This article excerpt is from eFinancialCareers.
Traders and other financial services professionals who know how to code have a leg up on less tech-savvy candidates, as there are an increasing number of jobs available to them as banks and asset managers cut back in other areas. For example, many quant hedge funds have continued their hiring push with an emphasis on candidates who have strong computer skills and investment knowledge. No financial services firm can ignore the need to invest in people that understand technology to keep it at the forefront of the industry and ahead of its competitors.
So you know your way around a computer and you’ve heard of C#, C++, Java, SQL, Hadoop, HTML5, Python and R. But what about Julia? While it’s still early days and Julia is not yet among the most in-demand programming languages on Wall Street, its user base is already approaching 200,000 and its growth rate is doubling every nine months, with hedge funds among the early-adopters.
That means Julia should be on the radar of everyone from traders and operations executives to IT managers, developers and data scientists and really anyone who wants to expand their job options as electronic trading takes over and the industry as a whole becomes more technology-centric.

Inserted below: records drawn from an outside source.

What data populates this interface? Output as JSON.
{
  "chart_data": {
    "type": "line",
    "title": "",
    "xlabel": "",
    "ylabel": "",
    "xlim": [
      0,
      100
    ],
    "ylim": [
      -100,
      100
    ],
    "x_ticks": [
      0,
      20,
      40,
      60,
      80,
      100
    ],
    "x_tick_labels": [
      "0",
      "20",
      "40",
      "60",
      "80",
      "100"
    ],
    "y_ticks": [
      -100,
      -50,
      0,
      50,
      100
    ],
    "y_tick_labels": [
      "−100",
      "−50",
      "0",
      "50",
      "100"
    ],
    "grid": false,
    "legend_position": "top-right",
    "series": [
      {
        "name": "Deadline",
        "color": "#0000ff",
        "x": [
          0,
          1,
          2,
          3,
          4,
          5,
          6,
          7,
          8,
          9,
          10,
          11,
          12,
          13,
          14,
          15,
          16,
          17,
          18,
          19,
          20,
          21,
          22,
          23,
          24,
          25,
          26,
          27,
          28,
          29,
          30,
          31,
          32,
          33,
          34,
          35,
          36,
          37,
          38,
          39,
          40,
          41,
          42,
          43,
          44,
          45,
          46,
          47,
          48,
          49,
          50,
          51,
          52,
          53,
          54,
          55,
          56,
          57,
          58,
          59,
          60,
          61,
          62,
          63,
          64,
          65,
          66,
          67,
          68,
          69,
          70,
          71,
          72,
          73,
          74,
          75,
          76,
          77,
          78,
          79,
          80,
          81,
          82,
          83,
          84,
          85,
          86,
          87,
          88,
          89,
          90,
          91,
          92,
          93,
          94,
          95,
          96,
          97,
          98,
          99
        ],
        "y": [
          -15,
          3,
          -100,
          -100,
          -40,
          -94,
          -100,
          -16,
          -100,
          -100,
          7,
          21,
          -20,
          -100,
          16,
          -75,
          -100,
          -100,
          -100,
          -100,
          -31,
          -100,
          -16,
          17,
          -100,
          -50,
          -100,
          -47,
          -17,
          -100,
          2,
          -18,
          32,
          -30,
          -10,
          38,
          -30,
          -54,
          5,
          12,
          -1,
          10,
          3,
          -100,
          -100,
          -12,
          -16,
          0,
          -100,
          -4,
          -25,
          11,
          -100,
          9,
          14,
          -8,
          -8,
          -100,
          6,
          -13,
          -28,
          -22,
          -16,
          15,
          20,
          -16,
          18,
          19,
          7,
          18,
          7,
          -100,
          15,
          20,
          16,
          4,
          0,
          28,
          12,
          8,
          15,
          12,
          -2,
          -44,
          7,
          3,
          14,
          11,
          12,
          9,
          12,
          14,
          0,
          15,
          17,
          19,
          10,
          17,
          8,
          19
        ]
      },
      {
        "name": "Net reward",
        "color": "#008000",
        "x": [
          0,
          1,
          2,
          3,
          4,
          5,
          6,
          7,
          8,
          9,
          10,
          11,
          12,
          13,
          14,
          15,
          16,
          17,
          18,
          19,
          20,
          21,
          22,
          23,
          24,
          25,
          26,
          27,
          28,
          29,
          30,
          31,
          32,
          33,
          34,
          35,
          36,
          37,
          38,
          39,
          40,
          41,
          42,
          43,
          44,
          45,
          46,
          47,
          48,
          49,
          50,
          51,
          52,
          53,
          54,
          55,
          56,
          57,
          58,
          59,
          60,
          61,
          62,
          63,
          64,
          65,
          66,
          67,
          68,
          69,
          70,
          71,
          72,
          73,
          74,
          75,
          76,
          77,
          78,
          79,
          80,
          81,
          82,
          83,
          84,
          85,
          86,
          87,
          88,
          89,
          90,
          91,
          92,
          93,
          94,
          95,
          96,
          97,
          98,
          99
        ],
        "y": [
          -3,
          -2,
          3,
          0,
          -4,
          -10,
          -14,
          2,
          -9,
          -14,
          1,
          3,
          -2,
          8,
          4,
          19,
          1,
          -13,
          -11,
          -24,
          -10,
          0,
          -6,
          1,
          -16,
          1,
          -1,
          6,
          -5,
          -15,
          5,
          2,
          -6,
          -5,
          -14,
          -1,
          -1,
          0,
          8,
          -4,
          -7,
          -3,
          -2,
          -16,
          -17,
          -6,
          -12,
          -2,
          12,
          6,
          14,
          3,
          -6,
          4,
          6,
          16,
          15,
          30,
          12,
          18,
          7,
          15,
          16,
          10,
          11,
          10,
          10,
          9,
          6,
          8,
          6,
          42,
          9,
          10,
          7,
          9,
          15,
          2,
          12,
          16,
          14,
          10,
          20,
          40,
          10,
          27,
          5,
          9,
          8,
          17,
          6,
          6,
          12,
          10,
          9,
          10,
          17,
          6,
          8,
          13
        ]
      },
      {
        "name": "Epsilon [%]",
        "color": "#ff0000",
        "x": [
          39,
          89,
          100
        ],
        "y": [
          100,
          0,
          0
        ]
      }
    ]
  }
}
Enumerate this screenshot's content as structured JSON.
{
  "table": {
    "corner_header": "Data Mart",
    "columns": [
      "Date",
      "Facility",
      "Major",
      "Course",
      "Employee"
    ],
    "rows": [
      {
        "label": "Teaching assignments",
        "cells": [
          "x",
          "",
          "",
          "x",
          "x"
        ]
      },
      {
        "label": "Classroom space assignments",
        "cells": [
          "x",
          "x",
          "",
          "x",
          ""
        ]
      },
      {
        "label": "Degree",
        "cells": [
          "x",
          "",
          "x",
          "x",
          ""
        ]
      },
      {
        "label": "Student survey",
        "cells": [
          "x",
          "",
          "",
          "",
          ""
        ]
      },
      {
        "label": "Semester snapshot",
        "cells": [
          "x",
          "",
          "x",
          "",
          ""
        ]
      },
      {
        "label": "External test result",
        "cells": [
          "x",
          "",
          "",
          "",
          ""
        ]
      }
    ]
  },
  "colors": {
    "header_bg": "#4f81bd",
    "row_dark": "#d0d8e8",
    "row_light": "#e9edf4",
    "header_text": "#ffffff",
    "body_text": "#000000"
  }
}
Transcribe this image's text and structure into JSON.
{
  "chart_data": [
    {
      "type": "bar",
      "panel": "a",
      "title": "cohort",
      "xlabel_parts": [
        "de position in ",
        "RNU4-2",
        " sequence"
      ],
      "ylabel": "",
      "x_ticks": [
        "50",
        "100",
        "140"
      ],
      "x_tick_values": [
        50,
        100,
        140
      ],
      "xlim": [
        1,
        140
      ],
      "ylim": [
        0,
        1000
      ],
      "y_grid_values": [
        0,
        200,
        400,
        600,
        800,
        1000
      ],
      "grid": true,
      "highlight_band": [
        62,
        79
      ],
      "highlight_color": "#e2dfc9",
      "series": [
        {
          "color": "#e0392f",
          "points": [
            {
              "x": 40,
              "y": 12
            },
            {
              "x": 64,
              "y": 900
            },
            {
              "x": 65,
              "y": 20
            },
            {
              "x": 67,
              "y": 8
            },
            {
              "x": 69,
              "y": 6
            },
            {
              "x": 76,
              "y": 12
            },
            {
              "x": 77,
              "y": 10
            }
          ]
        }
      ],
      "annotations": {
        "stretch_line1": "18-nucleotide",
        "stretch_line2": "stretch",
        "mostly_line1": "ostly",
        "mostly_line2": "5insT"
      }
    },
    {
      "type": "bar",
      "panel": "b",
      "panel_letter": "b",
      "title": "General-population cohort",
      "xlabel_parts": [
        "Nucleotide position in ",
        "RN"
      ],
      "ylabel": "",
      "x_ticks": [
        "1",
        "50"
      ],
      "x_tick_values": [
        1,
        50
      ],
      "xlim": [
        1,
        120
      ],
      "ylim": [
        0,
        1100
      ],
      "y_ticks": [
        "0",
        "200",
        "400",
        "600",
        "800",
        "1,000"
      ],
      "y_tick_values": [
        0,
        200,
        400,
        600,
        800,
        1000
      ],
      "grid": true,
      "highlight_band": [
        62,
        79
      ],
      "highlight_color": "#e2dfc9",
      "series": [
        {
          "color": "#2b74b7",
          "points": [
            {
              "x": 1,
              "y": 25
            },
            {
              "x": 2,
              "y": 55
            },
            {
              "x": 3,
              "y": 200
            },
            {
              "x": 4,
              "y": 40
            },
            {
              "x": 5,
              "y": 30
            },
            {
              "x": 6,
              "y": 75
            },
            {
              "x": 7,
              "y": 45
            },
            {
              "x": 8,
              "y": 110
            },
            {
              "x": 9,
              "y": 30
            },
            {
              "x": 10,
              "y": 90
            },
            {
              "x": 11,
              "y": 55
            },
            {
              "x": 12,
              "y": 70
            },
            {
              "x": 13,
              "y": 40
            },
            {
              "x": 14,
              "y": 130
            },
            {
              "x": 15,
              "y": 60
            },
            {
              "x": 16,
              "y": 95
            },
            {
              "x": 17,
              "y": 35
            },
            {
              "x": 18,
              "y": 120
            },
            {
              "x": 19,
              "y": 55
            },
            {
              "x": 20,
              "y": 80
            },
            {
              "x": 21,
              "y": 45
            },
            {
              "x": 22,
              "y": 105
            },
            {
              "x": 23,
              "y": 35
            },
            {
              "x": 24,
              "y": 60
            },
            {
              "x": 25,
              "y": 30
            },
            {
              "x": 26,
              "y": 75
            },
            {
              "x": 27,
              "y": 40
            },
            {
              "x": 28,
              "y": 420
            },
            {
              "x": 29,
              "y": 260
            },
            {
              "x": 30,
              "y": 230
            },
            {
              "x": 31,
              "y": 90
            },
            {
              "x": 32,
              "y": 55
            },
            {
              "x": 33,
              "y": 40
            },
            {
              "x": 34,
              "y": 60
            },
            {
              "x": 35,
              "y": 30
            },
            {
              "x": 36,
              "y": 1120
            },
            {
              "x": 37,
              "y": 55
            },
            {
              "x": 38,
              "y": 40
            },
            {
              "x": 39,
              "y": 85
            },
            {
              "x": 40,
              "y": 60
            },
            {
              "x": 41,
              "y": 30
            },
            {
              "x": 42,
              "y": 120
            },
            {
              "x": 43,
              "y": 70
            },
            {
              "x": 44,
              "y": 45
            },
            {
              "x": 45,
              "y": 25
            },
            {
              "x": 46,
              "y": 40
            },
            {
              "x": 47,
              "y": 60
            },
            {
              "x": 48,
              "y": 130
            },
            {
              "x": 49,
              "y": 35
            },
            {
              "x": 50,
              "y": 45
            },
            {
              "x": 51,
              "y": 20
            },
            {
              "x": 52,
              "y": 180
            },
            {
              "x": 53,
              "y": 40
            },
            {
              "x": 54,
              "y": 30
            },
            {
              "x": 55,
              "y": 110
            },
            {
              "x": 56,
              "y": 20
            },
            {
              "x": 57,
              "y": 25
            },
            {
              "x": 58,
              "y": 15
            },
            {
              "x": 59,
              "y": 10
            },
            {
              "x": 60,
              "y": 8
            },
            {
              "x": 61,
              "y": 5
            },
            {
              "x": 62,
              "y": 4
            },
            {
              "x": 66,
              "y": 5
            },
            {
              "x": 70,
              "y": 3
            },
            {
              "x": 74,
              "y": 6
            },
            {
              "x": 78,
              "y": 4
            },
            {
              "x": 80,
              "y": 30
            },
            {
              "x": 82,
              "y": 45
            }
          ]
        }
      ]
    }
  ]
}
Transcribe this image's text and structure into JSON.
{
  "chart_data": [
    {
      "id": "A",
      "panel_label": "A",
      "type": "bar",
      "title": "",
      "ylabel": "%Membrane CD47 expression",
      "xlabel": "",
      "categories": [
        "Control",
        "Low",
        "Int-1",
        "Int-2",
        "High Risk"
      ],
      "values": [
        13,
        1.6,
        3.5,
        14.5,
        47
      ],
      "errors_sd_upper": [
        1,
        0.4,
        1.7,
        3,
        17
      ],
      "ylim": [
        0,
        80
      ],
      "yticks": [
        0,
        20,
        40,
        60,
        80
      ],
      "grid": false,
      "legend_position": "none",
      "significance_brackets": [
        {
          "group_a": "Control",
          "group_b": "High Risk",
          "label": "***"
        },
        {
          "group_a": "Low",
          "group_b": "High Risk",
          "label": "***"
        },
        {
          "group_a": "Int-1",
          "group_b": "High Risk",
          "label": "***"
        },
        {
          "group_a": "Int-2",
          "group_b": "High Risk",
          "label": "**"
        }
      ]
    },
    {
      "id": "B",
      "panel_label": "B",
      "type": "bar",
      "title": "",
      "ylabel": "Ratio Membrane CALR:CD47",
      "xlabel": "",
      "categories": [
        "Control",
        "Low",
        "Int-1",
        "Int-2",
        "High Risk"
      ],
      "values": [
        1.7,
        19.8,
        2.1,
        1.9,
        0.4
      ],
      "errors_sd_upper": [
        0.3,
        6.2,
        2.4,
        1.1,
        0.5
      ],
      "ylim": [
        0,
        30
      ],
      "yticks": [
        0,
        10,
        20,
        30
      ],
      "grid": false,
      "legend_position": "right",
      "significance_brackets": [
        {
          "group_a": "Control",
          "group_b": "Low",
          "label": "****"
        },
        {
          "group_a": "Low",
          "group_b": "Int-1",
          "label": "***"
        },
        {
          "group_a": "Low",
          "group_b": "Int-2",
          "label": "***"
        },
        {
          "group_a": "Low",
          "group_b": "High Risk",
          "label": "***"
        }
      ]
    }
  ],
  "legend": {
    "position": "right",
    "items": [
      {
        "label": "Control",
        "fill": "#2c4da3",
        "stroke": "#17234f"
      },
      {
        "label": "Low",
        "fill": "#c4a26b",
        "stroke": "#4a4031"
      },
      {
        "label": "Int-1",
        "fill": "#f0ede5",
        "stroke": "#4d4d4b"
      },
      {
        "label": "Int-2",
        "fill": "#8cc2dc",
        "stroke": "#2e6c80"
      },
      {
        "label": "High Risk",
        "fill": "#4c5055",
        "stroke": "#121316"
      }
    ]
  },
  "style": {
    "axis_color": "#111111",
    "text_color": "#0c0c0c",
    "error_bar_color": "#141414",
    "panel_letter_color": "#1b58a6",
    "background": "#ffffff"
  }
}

We spoke with Viral Shah, co-founder of Julia Computing, about the evolution and current status of this fast-growing open-source programming language.
How Did Your Collaboration with MIT Lead to the Creation of Julia Computing?
“We started the project that became the Julia programming language in 2009.
“I am a computational scientist by training. My thesis at the University of California, Santa Barbara focused on parallel computing and it became part of the Star-P product at Interactive Supercomputing Corp. When Microsoft acquired the firm, [co-founder] Jeff Bezanson and I started talking about a new approach to parallel computing. At the same time, [co-founder] Stefan Karpinski and I were discussing the same issues in our research collaboration at UCSB. Jeff asked [co-founder] Alan Edelman, who was also on my thesis committee, about joining the Ph.D. program at MIT, and the four of us came together.
“We set out to solve the ‘two language problem’ back in 2009. Much of our progress in parallel computing was thwarted by the fact that while the users are programming in a high-level language such as R and Python, the performance-critical parts have to be rewritten in C/C++ for performance. This is hugely inefficient, because it introduces human error and wasted effort, slows time to market and allows competitors to leapfrog ahead. This two language problem hinders not just researchers, but also quants, scientists, data scientists and engineers in the industry.
“Many of the earliest adopters were quantitative analysts in the finance industry.”